Deep tissue massage is ideal for those with more stubborn tension found in muscles, tendons, fascia and scar tissue, due to such things as repetitive stress, an injury, or postural imbalances. There are many deep tissue techniques that can be used, all with the goal of releasing the more stubborn tension that will not fully release from Swedish techniques alone. It is important to understand that the actual amount of pressure needed is relatively different for every client, depending on their own pain tolerance and the particular qualities of tension in the tissues. It's also good to understand the difference between 'Good Pain' and 'Bad Pain' in deep tissue massage. Many particularly deep tissue techniques will create some sensation of pain, but Good Pain should simultaneously feel relieving, such as a good deep stretch of a tight muscle-it "hurts so good". There is a 'sweet spot' with deeper pressure when even a tiny bit more would be Bad Pain. It is a fine line. Bad Pain is pain but without the concurrent relief. If you feel pain during a massage that is unbearable, without relief, or feeling as though it might cause more harm than good, particularly due to something your therapist is doing, it is very important to let your therapist know immediately. Many people worry that they might offend their therapist for asking them to change what they are doing, and will stay silent instead. We promise we won't be offended, we need to know what we can do to improve your experience. It is better to politely speak up instead of bearing discomfort and potentially causing injury. This is your session and you have control over what happens.

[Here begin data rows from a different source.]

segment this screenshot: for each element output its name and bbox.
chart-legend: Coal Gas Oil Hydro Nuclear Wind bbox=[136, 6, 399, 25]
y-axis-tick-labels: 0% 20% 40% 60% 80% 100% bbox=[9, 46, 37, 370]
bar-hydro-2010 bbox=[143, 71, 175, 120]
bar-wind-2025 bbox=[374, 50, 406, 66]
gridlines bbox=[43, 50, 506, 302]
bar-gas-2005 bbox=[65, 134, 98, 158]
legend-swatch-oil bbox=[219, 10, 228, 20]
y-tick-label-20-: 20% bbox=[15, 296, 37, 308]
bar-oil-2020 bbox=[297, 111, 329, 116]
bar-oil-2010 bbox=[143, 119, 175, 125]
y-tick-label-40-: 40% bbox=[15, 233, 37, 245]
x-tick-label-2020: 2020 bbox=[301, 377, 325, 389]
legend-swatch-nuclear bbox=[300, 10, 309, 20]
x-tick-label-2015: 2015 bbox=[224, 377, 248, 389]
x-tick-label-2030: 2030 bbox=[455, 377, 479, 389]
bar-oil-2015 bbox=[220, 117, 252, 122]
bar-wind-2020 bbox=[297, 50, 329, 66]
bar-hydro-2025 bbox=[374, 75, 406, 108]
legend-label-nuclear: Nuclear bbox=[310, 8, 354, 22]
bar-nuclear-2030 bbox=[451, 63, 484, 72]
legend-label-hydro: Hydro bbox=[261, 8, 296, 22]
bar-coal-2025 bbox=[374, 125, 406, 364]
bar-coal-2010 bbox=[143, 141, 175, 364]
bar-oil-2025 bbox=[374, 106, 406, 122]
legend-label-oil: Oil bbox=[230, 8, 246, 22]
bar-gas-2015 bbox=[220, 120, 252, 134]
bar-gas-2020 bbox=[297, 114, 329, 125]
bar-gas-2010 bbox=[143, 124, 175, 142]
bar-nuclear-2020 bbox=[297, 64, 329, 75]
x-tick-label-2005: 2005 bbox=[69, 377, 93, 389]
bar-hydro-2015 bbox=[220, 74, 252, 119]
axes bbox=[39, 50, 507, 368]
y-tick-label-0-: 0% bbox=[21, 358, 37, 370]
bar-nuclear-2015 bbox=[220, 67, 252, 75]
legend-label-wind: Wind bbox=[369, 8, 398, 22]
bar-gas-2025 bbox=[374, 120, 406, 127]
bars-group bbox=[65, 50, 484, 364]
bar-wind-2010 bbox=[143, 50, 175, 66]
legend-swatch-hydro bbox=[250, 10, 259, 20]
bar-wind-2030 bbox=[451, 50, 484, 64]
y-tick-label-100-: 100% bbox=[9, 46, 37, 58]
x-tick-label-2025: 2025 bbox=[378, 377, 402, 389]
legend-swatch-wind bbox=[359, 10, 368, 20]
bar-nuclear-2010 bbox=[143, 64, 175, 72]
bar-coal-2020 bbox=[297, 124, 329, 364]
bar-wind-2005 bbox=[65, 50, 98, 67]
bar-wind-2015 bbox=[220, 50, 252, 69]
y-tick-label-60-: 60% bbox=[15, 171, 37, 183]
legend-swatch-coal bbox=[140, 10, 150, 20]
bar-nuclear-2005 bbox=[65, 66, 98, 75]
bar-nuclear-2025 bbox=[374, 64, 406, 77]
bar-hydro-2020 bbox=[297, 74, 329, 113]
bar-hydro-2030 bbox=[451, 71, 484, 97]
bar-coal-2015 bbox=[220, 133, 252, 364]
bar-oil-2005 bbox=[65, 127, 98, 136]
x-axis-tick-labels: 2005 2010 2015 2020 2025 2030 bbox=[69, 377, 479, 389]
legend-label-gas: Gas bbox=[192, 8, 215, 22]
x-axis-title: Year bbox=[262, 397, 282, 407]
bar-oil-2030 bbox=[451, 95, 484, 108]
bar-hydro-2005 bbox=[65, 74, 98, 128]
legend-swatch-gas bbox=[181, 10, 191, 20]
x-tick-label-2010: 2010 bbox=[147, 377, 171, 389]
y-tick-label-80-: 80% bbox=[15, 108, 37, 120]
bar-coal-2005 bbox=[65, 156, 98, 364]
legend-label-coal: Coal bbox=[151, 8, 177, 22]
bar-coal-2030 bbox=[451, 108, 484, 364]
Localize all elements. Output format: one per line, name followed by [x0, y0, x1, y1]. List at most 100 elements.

It is also good to be aware that after some deep tissue massages, it is normal and common to feel some soreness in the areas worked for the next 24 hours. Drinking plenty of water, gently stretching, applying hot or cold packs, and resting the area can all help to pass this soreness more quickly.

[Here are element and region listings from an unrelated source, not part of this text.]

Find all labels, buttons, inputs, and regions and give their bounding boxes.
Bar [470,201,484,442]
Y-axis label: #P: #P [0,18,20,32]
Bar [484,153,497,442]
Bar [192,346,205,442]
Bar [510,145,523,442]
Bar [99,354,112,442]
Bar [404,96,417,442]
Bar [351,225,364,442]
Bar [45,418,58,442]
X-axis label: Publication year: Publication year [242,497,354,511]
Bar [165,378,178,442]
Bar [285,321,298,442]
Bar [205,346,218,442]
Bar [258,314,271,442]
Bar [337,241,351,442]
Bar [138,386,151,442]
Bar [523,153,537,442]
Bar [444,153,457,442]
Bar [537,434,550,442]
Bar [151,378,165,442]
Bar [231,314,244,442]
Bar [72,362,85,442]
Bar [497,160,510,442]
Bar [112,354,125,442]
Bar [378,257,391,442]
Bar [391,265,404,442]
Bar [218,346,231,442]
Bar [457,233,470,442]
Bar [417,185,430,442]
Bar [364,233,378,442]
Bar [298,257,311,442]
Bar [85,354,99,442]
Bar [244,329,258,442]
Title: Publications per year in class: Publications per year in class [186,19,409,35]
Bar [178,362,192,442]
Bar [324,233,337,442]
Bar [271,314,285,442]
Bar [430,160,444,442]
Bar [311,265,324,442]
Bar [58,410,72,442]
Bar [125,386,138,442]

All this said, it is important to know that a good therapist will be able to customize your massage. Many people like a mixture of deep tissue and Swedish techniques, and it is okay to ask for this. Remember this is your time on the table to do not be afraid to discuss with your therapists any concerns and requests you might have." -Corinne

All questions were answered by Licensed Massage Therapists at Spa Soak: Corinne Sanders, Melissa Terrell and Robin Stephens.